SEC Approves Tougher Listing Standards

 

The governance standards for public companies are getting a bit tougher.

The Securities and Exchange Commission on Tuesday approved new listing standards proposed by the New York Stock Exchange and the Nasdaq Stock Market. Among other things, the new standards tighten requirements for independent corporate directors and increase the power of those directors on companies' nominating and compensation committees.

The new rules are not as strict as those initially drawn by the NYSE. But governance experts praised them as significant and important reforms.

"I wish they had gone further, but I think we are a lot further along than we were two years ago," said Charles Elson, a business professor at the University of Delaware who chairs the school's corporate governance center. "I think this is clearly a step in the right direction."

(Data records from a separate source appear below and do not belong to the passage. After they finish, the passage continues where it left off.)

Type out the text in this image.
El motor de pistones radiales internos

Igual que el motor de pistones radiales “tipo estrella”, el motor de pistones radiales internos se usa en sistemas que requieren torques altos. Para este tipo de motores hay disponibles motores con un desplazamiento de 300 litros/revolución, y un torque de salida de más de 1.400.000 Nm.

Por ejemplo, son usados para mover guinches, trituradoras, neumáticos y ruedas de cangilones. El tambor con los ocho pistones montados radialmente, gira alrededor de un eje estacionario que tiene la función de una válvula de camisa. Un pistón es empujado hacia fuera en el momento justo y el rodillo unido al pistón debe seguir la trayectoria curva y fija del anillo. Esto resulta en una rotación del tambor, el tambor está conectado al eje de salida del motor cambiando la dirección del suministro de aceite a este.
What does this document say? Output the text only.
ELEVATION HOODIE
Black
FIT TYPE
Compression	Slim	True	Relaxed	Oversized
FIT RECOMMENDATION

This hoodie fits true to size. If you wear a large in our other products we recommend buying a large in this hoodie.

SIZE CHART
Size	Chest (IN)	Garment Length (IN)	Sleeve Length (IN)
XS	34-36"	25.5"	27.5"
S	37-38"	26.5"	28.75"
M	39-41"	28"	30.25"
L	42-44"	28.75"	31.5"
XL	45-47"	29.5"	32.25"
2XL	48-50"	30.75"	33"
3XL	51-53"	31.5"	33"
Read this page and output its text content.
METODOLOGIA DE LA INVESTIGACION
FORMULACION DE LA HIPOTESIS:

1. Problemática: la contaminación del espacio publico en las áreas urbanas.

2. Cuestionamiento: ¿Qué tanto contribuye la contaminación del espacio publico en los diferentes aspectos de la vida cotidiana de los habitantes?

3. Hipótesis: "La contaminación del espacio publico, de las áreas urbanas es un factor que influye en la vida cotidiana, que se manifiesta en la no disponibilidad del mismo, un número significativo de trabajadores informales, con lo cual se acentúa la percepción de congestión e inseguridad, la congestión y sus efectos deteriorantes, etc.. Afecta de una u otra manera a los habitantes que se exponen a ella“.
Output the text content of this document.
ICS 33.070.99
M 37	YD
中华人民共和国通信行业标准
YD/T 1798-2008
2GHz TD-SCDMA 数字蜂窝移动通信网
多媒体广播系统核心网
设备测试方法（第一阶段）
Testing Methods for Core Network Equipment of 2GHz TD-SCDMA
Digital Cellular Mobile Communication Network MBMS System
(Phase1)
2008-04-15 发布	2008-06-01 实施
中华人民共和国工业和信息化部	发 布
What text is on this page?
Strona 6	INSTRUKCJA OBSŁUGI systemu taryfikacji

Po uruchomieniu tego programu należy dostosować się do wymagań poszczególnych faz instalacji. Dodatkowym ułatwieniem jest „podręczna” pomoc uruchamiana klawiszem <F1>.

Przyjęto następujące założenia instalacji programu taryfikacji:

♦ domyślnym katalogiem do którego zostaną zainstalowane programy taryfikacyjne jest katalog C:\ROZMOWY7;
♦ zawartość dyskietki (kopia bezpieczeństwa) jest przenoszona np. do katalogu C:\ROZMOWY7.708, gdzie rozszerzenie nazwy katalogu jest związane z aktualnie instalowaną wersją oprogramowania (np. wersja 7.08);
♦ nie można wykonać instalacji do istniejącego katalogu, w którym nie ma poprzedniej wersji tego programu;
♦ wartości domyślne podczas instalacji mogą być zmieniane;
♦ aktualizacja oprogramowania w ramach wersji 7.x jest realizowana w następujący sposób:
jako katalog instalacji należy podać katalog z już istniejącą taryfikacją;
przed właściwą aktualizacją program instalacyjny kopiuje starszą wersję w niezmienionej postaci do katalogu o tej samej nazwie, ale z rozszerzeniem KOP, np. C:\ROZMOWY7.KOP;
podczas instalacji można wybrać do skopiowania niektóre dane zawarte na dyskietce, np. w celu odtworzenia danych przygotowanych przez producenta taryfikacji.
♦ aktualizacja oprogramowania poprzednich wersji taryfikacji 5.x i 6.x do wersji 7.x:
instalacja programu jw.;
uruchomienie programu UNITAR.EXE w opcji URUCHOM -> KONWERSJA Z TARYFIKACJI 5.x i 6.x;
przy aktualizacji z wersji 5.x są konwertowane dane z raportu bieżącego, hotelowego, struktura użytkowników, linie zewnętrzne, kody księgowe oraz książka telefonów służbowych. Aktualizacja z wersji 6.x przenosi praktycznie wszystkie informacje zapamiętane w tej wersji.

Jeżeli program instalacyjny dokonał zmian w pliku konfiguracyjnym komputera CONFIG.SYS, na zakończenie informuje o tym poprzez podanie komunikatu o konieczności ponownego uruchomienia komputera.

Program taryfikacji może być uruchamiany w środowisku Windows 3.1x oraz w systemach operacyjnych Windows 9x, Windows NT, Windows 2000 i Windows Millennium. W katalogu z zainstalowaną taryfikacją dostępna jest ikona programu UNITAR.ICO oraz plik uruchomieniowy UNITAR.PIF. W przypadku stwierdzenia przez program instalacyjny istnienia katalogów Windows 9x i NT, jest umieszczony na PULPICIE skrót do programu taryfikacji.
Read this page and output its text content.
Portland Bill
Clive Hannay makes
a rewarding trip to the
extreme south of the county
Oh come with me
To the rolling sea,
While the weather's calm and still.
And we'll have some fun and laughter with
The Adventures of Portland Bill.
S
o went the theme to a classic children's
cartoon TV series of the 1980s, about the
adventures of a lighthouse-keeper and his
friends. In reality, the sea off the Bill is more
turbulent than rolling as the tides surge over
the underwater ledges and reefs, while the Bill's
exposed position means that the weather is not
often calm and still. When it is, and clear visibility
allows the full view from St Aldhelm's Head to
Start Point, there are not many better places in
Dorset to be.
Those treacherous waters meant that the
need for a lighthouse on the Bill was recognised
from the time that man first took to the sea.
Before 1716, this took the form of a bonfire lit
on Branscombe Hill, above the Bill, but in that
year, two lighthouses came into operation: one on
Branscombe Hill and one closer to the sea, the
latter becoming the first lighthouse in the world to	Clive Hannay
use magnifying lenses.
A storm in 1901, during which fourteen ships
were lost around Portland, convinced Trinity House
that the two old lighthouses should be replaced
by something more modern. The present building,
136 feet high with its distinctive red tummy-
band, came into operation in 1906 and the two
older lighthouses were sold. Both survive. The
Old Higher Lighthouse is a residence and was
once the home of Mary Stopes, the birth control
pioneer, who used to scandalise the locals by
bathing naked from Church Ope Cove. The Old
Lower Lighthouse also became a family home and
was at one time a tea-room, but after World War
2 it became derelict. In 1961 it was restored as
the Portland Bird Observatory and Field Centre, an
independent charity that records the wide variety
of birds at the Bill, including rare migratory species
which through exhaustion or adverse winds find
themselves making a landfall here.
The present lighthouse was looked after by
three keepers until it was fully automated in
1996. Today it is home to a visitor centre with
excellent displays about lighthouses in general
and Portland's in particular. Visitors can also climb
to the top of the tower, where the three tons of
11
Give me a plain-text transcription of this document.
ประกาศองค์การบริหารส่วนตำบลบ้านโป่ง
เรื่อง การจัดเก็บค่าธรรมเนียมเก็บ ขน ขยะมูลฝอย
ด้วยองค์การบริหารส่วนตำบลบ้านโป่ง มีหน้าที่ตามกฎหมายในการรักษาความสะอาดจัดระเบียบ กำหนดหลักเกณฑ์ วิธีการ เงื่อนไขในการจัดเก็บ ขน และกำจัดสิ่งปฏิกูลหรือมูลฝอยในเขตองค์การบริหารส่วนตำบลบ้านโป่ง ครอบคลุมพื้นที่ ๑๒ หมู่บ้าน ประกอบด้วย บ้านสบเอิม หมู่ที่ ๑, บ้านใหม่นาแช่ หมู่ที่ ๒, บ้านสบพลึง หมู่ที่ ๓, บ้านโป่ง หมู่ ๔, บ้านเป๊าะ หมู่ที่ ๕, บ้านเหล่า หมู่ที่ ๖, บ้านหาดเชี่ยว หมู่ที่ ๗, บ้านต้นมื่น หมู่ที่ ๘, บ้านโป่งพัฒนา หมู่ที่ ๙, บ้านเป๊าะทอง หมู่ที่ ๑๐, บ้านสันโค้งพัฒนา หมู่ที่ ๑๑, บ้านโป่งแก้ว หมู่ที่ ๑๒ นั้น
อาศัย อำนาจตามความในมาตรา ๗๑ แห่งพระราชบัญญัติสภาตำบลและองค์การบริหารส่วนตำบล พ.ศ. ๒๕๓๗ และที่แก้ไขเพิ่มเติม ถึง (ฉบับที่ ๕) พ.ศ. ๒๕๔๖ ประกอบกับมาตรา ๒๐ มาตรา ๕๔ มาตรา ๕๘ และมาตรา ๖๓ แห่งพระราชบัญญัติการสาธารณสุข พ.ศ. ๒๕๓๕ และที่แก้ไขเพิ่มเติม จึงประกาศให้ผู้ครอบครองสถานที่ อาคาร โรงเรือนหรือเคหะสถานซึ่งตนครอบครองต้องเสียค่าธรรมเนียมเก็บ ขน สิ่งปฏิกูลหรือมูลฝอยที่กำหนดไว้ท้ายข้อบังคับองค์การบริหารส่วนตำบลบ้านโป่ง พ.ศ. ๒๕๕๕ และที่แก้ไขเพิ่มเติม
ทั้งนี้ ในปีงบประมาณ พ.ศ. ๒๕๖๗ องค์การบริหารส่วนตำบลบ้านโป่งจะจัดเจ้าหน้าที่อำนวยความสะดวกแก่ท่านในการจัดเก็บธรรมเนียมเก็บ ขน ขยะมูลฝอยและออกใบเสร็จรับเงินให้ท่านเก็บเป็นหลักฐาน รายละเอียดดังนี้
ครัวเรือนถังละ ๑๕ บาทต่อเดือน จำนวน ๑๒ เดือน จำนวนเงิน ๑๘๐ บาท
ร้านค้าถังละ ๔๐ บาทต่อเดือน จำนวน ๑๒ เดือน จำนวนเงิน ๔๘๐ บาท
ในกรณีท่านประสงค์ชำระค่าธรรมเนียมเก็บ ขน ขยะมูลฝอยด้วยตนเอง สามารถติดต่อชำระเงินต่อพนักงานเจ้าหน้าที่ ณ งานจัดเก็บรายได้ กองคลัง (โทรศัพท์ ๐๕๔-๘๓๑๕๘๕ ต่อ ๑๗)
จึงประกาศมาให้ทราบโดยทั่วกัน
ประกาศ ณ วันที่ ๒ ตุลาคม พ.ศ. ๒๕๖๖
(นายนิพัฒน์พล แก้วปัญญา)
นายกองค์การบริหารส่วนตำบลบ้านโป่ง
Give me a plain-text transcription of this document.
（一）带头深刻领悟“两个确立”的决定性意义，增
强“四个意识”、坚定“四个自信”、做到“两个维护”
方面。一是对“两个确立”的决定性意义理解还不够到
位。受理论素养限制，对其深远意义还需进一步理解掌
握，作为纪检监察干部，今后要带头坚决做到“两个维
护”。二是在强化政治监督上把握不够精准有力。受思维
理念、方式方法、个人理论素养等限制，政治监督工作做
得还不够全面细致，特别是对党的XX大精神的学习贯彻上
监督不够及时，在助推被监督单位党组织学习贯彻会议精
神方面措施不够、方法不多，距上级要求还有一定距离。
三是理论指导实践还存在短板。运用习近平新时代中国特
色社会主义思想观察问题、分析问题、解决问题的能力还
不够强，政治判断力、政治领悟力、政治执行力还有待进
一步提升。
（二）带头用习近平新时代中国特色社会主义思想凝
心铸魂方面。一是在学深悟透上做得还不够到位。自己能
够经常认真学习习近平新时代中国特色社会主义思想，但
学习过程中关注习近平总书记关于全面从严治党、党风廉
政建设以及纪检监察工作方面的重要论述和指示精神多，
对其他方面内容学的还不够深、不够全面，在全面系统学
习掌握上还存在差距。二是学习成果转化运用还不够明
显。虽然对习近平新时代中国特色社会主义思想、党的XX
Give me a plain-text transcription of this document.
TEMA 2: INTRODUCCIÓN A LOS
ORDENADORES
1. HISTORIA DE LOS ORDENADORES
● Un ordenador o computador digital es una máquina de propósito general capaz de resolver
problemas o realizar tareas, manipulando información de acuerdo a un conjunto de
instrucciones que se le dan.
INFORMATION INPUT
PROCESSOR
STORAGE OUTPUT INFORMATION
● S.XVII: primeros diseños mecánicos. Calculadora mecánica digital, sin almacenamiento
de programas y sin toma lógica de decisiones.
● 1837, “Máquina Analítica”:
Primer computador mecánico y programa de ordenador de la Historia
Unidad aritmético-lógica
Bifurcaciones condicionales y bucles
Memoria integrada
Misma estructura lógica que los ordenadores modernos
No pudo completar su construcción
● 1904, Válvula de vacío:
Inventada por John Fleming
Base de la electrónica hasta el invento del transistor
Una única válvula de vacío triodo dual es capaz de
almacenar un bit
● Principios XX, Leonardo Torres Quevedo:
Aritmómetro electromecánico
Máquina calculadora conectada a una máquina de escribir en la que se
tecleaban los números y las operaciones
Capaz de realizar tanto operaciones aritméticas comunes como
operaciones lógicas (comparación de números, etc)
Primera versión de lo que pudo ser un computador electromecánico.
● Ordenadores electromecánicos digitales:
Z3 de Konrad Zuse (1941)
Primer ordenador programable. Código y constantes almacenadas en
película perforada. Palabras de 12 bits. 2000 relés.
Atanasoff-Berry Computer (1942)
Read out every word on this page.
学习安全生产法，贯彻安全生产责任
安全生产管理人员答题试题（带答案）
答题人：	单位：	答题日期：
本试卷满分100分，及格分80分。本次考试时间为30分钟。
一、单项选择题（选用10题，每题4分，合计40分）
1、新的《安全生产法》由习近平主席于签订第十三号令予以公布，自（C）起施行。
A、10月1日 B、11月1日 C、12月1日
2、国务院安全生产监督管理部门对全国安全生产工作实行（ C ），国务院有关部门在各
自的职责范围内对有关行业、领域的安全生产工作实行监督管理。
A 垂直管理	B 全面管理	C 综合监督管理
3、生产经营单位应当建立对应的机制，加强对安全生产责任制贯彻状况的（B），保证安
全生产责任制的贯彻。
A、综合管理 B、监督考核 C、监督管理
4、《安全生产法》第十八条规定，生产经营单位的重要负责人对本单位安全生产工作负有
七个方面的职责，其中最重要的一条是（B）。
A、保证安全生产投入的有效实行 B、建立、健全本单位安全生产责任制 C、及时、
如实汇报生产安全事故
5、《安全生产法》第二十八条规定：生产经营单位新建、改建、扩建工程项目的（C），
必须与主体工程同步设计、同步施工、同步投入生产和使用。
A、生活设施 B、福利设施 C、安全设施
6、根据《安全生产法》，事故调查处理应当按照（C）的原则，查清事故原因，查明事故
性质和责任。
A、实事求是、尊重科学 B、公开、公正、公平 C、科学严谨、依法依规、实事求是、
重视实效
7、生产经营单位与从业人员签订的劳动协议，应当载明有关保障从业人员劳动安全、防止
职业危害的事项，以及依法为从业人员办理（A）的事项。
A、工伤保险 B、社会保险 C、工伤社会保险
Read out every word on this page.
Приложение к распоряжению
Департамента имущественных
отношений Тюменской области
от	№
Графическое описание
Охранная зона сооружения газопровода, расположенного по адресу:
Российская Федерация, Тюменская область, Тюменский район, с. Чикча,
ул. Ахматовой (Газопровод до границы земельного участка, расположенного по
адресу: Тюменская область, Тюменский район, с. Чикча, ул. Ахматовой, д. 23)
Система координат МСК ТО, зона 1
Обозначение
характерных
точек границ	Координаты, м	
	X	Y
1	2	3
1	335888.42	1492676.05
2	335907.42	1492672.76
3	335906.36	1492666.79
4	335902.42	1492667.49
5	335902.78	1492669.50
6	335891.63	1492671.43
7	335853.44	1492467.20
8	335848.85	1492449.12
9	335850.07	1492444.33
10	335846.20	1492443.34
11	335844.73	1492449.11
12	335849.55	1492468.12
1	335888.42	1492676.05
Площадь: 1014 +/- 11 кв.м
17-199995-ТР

Following the accounting scandals at Enron, WorldCom and other companies, investors and government officials have pushed for regulations that might have controlled or prevented some of the excesses at those companies. Many have pushed for increasing the power and responsibility of corporate boards as a way to counterbalance the power of company executives and to look out for shareholder interests.

Until this reform, the NYSE had few guidelines for governance at its member companies. The primary requirement for listed companies on the Big Board was that they have an audit committee composed solely of independent directors.

As part of the regulations approved on Tuesday, both the NYSE and the Nasdaq will require most companies listed on their exchanges to have boards of directors within which independent members comprise a majority.

NYSE-listed companies also will be required to have compensation and nominating committees that are composed entirely of independent directors. Meanwhile, the NYSE will require independent directors to meet at least once a year without other directors present.